El atardecer era magnífico, como casi siempre. Vengo aquí desde hace años, cuando estoy saturado de noticias, desmentidos, debates manipulados, plataformas impotentes o decisiones ridículas. Desde estos imponentes acantilados, la obtusa realidad se transforma en agua infinita, en una isla lejana, pequeña, verde y retadora, y en un enjambre de pájaros que anidan a lo largo y alto de la roca. La temperatura es ideal, con una suave brisa que adormece y relaja los sentidos. Poco en qué pensar, que no sea mantener cerrados los ojos. Las gaviotas hablan de sus cosas, y convocan a reunión familiar; son cientos, miles. Las rocas deshacen la llegada del agua, provocando un continuo estallido suave y fotogénico. La bola astral baja sin contemplaciones, alojándose en el horizonte cual moneda en una hucha. La puesta de sol es estremecedora. Son suficientes un par de horas, quizá tres.

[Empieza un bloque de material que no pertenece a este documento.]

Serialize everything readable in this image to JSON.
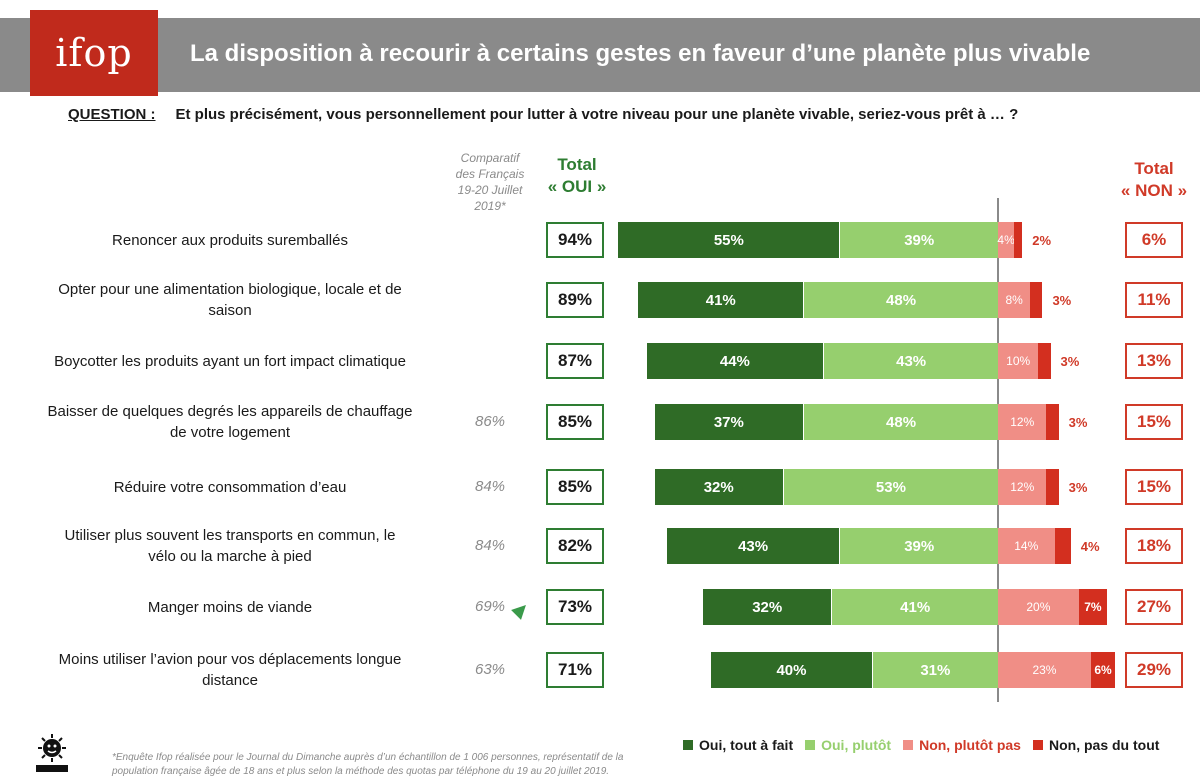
{
  "header": {
    "logo": "ifop",
    "title": "La disposition à recourir à certains gestes en faveur d’une planète plus vivable"
  },
  "question": {
    "label": "QUESTION :",
    "text": "Et plus précisément, vous personnellement pour lutter à votre niveau pour une planète vivable, seriez-vous prêt à … ?"
  },
  "column_headers": {
    "comparatif": [
      "Comparatif",
      "des Français",
      "19-20 Juillet",
      "2019*"
    ],
    "total_oui": [
      "Total",
      "« OUI »"
    ],
    "total_non": [
      "Total",
      "« NON »"
    ]
  },
  "chart_data": {
    "type": "bar",
    "orientation": "horizontal-stacked-diverging",
    "title": "La disposition à recourir à certains gestes en faveur d’une planète plus vivable",
    "categories": [
      "Renoncer aux produits suremballés",
      "Opter pour une alimentation biologique, locale et de saison",
      "Boycotter les produits ayant un fort impact climatique",
      "Baisser de quelques degrés les appareils de chauffage de votre logement",
      "Réduire votre consommation d’eau",
      "Utiliser plus souvent les transports en commun, le vélo ou la marche à pied",
      "Manger moins de viande",
      "Moins utiliser l’avion pour vos déplacements longue distance"
    ],
    "series": [
      {
        "name": "Oui, tout à fait",
        "color": "#2f6b26",
        "values": [
          55,
          41,
          44,
          37,
          32,
          43,
          32,
          40
        ]
      },
      {
        "name": "Oui, plutôt",
        "color": "#96cf6e",
        "values": [
          39,
          48,
          43,
          48,
          53,
          39,
          41,
          31
        ]
      },
      {
        "name": "Non, plutôt pas",
        "color": "#f08e86",
        "values": [
          4,
          8,
          10,
          12,
          12,
          14,
          20,
          23
        ]
      },
      {
        "name": "Non, pas du tout",
        "color": "#d32f1f",
        "values": [
          2,
          3,
          3,
          3,
          3,
          4,
          7,
          6
        ]
      }
    ],
    "total_oui": [
      94,
      89,
      87,
      85,
      85,
      82,
      73,
      71
    ],
    "total_non": [
      6,
      11,
      13,
      15,
      15,
      18,
      27,
      29
    ],
    "comparatif_2019": [
      null,
      null,
      null,
      86,
      84,
      84,
      69,
      63
    ],
    "highlight_arrow_rows": [
      6
    ],
    "unit": "%",
    "legend_position": "bottom-right"
  },
  "legend": {
    "items": [
      {
        "label": "Oui, tout à fait",
        "color": "#2f6b26"
      },
      {
        "label": "Oui, plutôt",
        "color": "#96cf6e"
      },
      {
        "label": "Non, plutôt pas",
        "color": "#f08e86"
      },
      {
        "label": "Non, pas du tout",
        "color": "#d32f1f"
      }
    ]
  },
  "footnote": "*Enquête Ifop réalisée pour le Journal du Dimanche auprès d’un échantillon de 1 006 personnes, représentatif de la population française âgée de 18 ans et plus selon la méthode des quotas par téléphone du 19 au 20 juillet 2019."
}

Era una de esas tardes. Y entonces llegaron. No los oí, a pesar del estruendoso silencio. Se presentaron de repente. Enfundados en trajes de plástico oscuro, llevaban una especie de bozales con pequeños agujeros. Eran 5 ó 6, ya no lo recuerdo, y se les entendía muy mal. Me dijeron que, por favor, me pusiera de pie. Así lo hice, asustado, e ignorante. ¿Quiénes son?, pregunté. Somos de la Policía Científica Estatal, dijeron señalándose una insignia roja en la que se leía PCE. Casi esbozo una sonrisa, pero el miedo no me lo permitió. Dos se colocaron muy cerca de mí. Y al presionar la dichosa insignia, un haz de una luz blanca, intensísima y cegadora salió del centro de su frente. Con ella escudriñaron mis brazos y mis piernas durante unos minutos. Estaba paralizado.

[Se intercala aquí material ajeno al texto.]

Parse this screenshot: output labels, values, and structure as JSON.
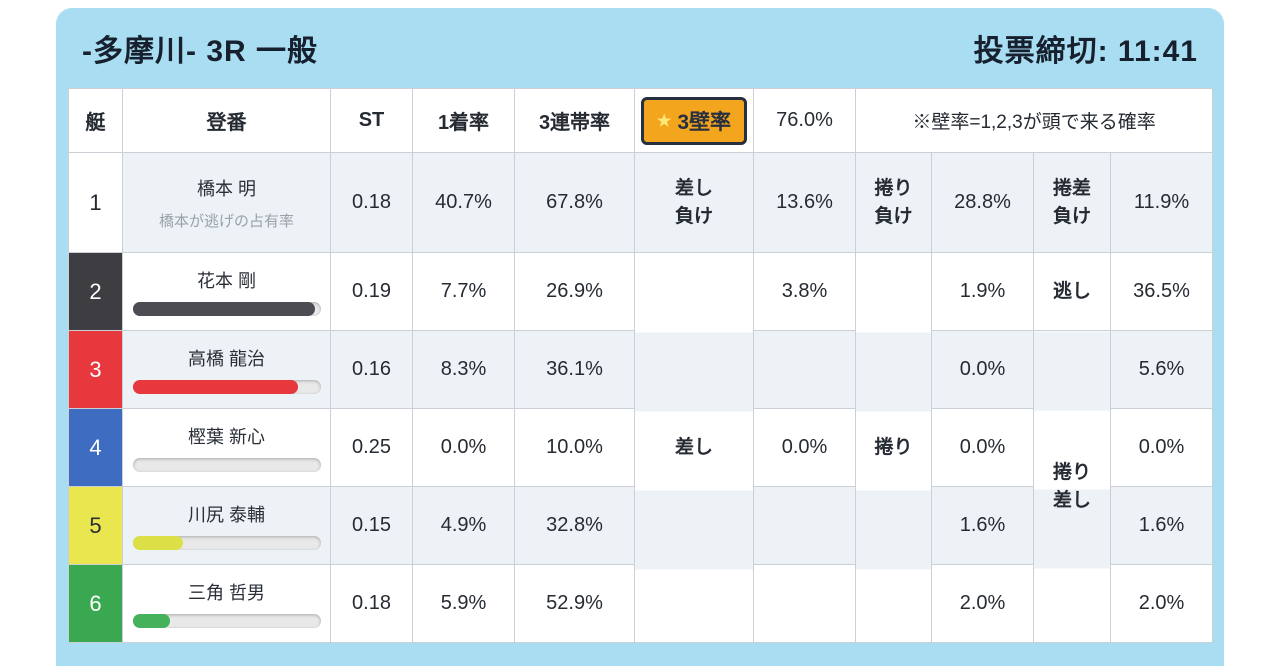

Cuando terminaron, se retiraron a mirar sus móviles. A continuación, secamente, me dijeron que me tenía que ir con ellos. ¿Por qué?, ¿dónde me llevan?, pregunté casi tartamudeando. Usted no está vacunado, y no puede andar por ahí, como si tal cosa, me espetaron de forma tajante. Le vamos a llevar a un lugar para que le vacunen. Luego, se podrá ir a su casa, eso sí, con su certificado en mano. Pero…, intenté decir algo. Mire, no le vamos a detener, ni mucho menos a esposar, pero le aconsejo que no ocasione problemas. No diga nada, es mejor.
Mientras íbamos hacia su coche, miré hacia atrás. Reconozco que lo pensé, pero no tuve valor.
Bueno, ya quedan menos, esto va bien, los oí decir en voz baja.
Pero ¿hasta dónde hemos llegado? Esto va mal, muy mal, me dije.
La tarde, mi maravillosa tarde, había saltado en mil pedazos.